1. extending the considered time period to exploit the full length of the time series of coinciding MSG and CALIPSO satellite observations from 2006 to 2023. Given a comparable success rate as for 2014, this would provide a 17-fold increase in the volume of the matched aerosol–cloud data set for the region considered so far.

2. shifting or widening the study region within MSG-SEVIRI's field of view. This allows one to cover different cloud regimes, assessing the impact of different dominating aerosol types and evaluating results with independent data from regional field experiments with the overall driver of increasing the robustness of our findings.

3. adapting the cloud screening method to consider a larger set of cloud types such as cirrus and deep convection. These cloud types have rarely been considered in spaceborne studies, and the C×C approach might provide a step forward in that respect, particularly regarding aerosol effects on cloud glaciation.

4. expanding the application to other geostationary sensors that cover further regions of the globe. This includes coverage of the Americas with GOES-R ABI and of eastern Asia by the Advanced Himawari Imager (AHI; Bessho et al., 2016) aboard JAXA’s Himawari-8 – implicitly supporting items 1 and 2 above. Both sensors also feature an improved spatial and temporal resolution compared to MSG-SEVIRI.

5. adapting the retrieval of cloud-relevant aerosol properties to spaceborne lidar missions beyond CALIPSO, such as the Atmospheric Lidar on the Earth Cloud, Aerosol and Radiation Explorer (EarthCARE; Wehr et al., 2023), which is set for launch in 2024, to extend the time range that can be considered for ACI studies with the C×C approach and to provide continuity of data in times of decreasing aerosol concentrations (Quaas et al., 2022).

6. refining and further developing the methods for assessing different ACI mechanisms from the inferred data set of matched aerosol–cloud cases. The added time dimension related to resolving cloud development calls for dedicated and creative analysis approaches that best exploit the novel information.

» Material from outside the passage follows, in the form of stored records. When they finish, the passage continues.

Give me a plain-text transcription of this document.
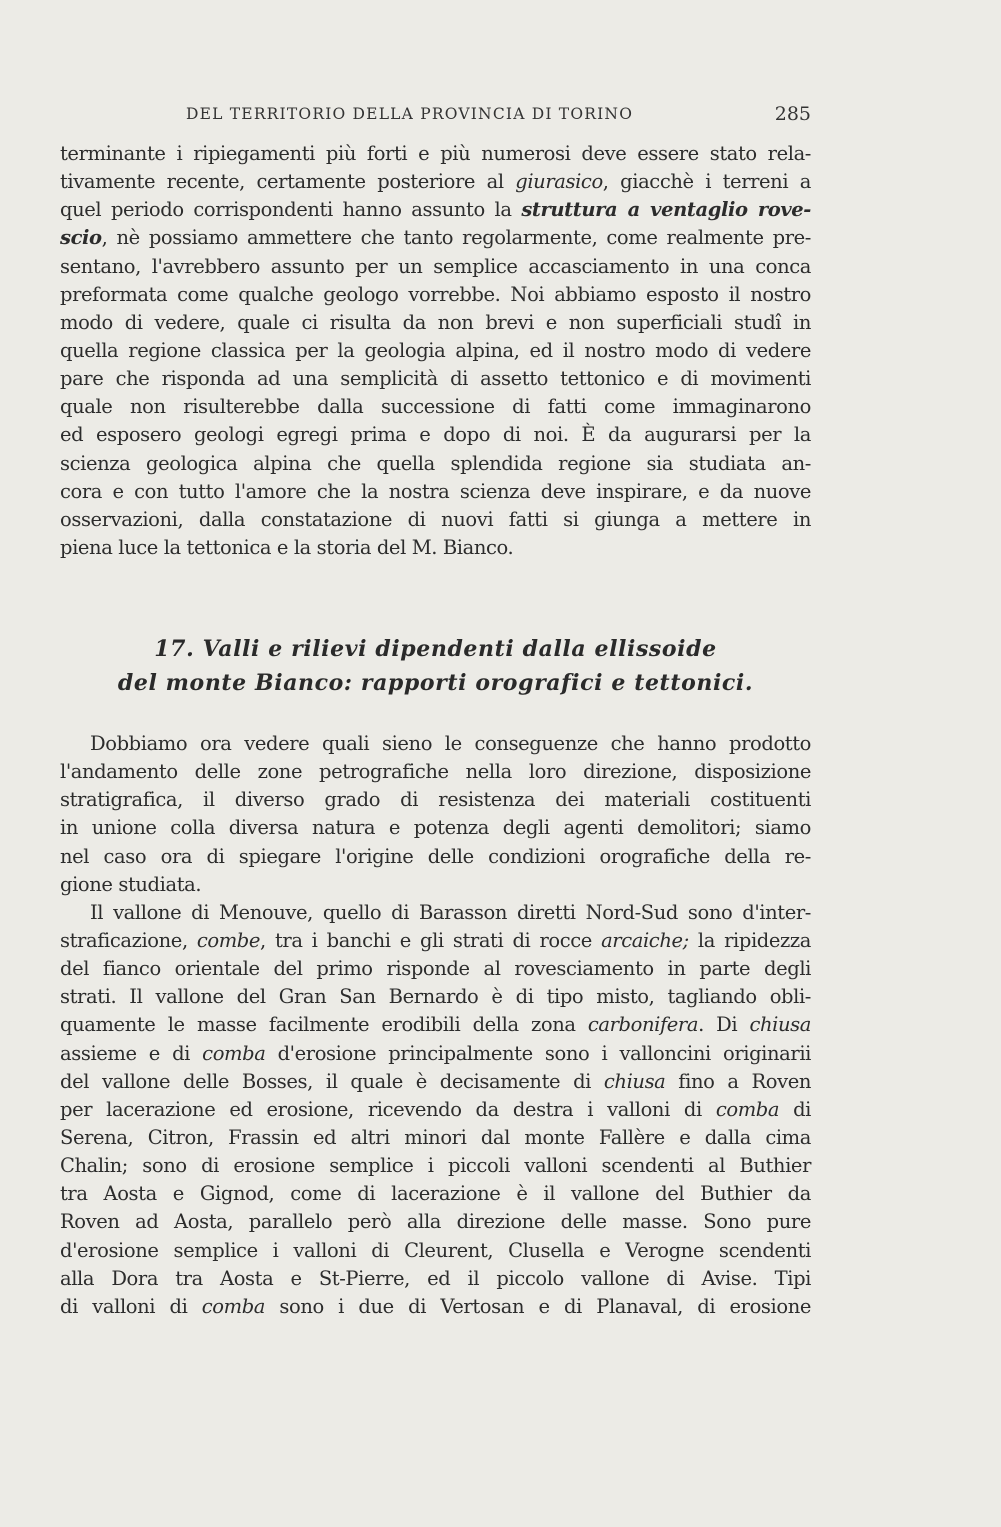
DEL TERRITORIO DELLA PROVINCIA DI TORINO	285
terminante i ripiegamenti più forti e più numerosi deve essere stato rela-
tivamente recente, certamente posteriore al giurasico, giacchè i terreni a
quel periodo corrispondenti hanno assunto la struttura a ventaglio rove-
scio, nè possiamo ammettere che tanto regolarmente, come realmente pre-
sentano, l'avrebbero assunto per un semplice accasciamento in una conca
preformata come qualche geologo vorrebbe. Noi abbiamo esposto il nostro
modo di vedere, quale ci risulta da non brevi e non superficiali studî in
quella regione classica per la geologia alpina, ed il nostro modo di vedere
pare che risponda ad una semplicità di assetto tettonico e di movimenti
quale non risulterebbe dalla successione di fatti come immaginarono
ed esposero geologi egregi prima e dopo di noi. È da augurarsi per la
scienza geologica alpina che quella splendida regione sia studiata an-
cora e con tutto l'amore che la nostra scienza deve inspirare, e da nuove
osservazioni, dalla constatazione di nuovi fatti si giunga a mettere in
piena luce la tettonica e la storia del M. Bianco.
17. Valli e rilievi dipendenti dalla ellissoide
del monte Bianco: rapporti orografici e tettonici.
Dobbiamo ora vedere quali sieno le conseguenze che hanno prodotto
l'andamento delle zone petrografiche nella loro direzione, disposizione
stratigrafica, il diverso grado di resistenza dei materiali costituenti
in unione colla diversa natura e potenza degli agenti demolitori; siamo
nel caso ora di spiegare l'origine delle condizioni orografiche della re-
gione studiata.
Il vallone di Menouve, quello di Barasson diretti Nord-Sud sono d'inter-
straficazione, combe, tra i banchi e gli strati di rocce arcaiche; la ripidezza
del fianco orientale del primo risponde al rovesciamento in parte degli
strati. Il vallone del Gran San Bernardo è di tipo misto, tagliando obli-
quamente le masse facilmente erodibili della zona carbonifera. Di chiusa
assieme e di comba d'erosione principalmente sono i valloncini originarii
del vallone delle Bosses, il quale è decisamente di chiusa fino a Roven
per lacerazione ed erosione, ricevendo da destra i valloni di comba di
Serena, Citron, Frassin ed altri minori dal monte Fallère e dalla cima
Chalin; sono di erosione semplice i piccoli valloni scendenti al Buthier
tra Aosta e Gignod, come di lacerazione è il vallone del Buthier da
Roven ad Aosta, parallelo però alla direzione delle masse. Sono pure
d'erosione semplice i valloni di Cleurent, Clusella e Verogne scendenti
alla Dora tra Aosta e St-Pierre, ed il piccolo vallone di Avise. Tipi
di valloni di comba sono i due di Vertosan e di Planaval, di erosione
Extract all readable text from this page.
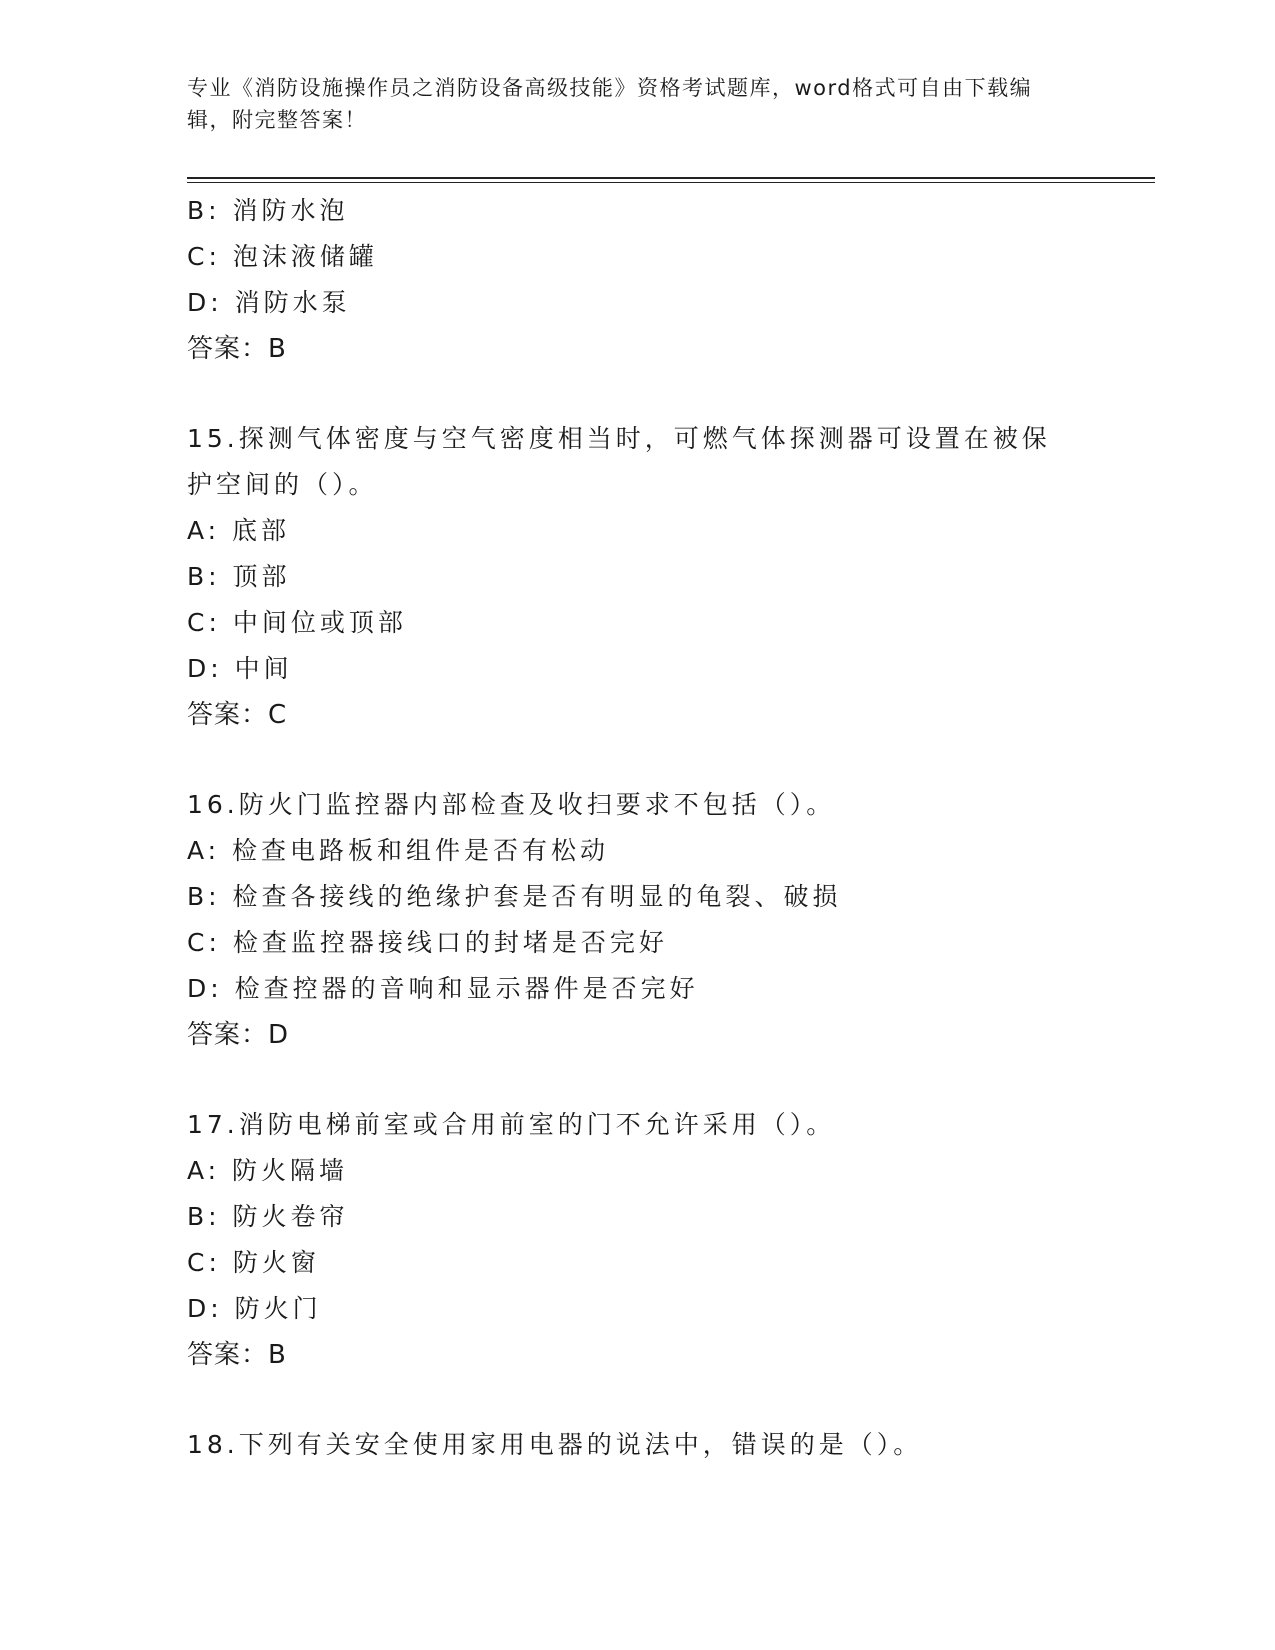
专业《消防设施操作员之消防设备高级技能》资格考试题库，word格式可自由下载编辑，附完整答案！
B: 消防水泡
C: 泡沫液储罐
D: 消防水泵
答案：B
15.探测气体密度与空气密度相当时，可燃气体探测器可设置在被保护空间的（）。
A: 底部
B: 顶部
C: 中间位或顶部
D: 中间
答案：C
16.防火门监控器内部检查及收扫要求不包括（）。
A: 检查电路板和组件是否有松动
B: 检查各接线的绝缘护套是否有明显的龟裂、破损
C: 检查监控器接线口的封堵是否完好
D: 检查控器的音响和显示器件是否完好
答案：D
17.消防电梯前室或合用前室的门不允许采用（）。
A: 防火隔墙
B: 防火卷帘
C: 防火窗
D: 防火门
答案：B
18.下列有关安全使用家用电器的说法中，错误的是（）。
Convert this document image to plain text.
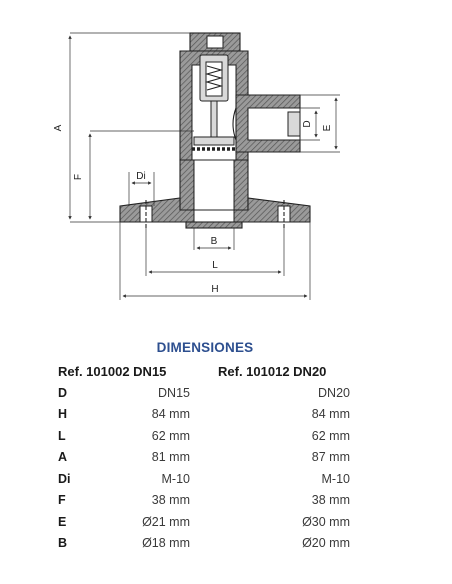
A
F	Di
B
L
H
D
E
DIMENSIONES
Ref. 101002 DN15	Ref. 101012 DN20
D	DN15	DN20
H	84 mm	84 mm
L	62 mm	62 mm
A	81 mm	87 mm
Di	M-10	M-10
F	38 mm	38 mm
E	Ø21 mm	Ø30 mm
B	Ø18 mm	Ø20 mm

For now, auxiliary information on meteorological parameters such as temperature, humidity, and pressure is taken from the CALIPSO aerosol profile product, as it is also needed for deriving CCN and INP concentrations. Future developments of our methodology will include a more comprehensive consideration of meteorological information – specifically of confounding factors such as relative humidity, lower tropospheric stability, and vertical velocity – from meteorological reanalysis data.

Finally, continuity to the MSG-SEVIRI-CALIPSO data matching and advanced data products from next-generation sensors will soon be available in the form of combining geostationary observations with the Flexible Combined Imager (FCI) on Meteosat Third Generation (MTG-I1; Holmlund et al., 2021), which was launched in 2022, with the polar-orbiting lidar observations provided by EarthCARE, which is currently on schedule for launch in May 2024.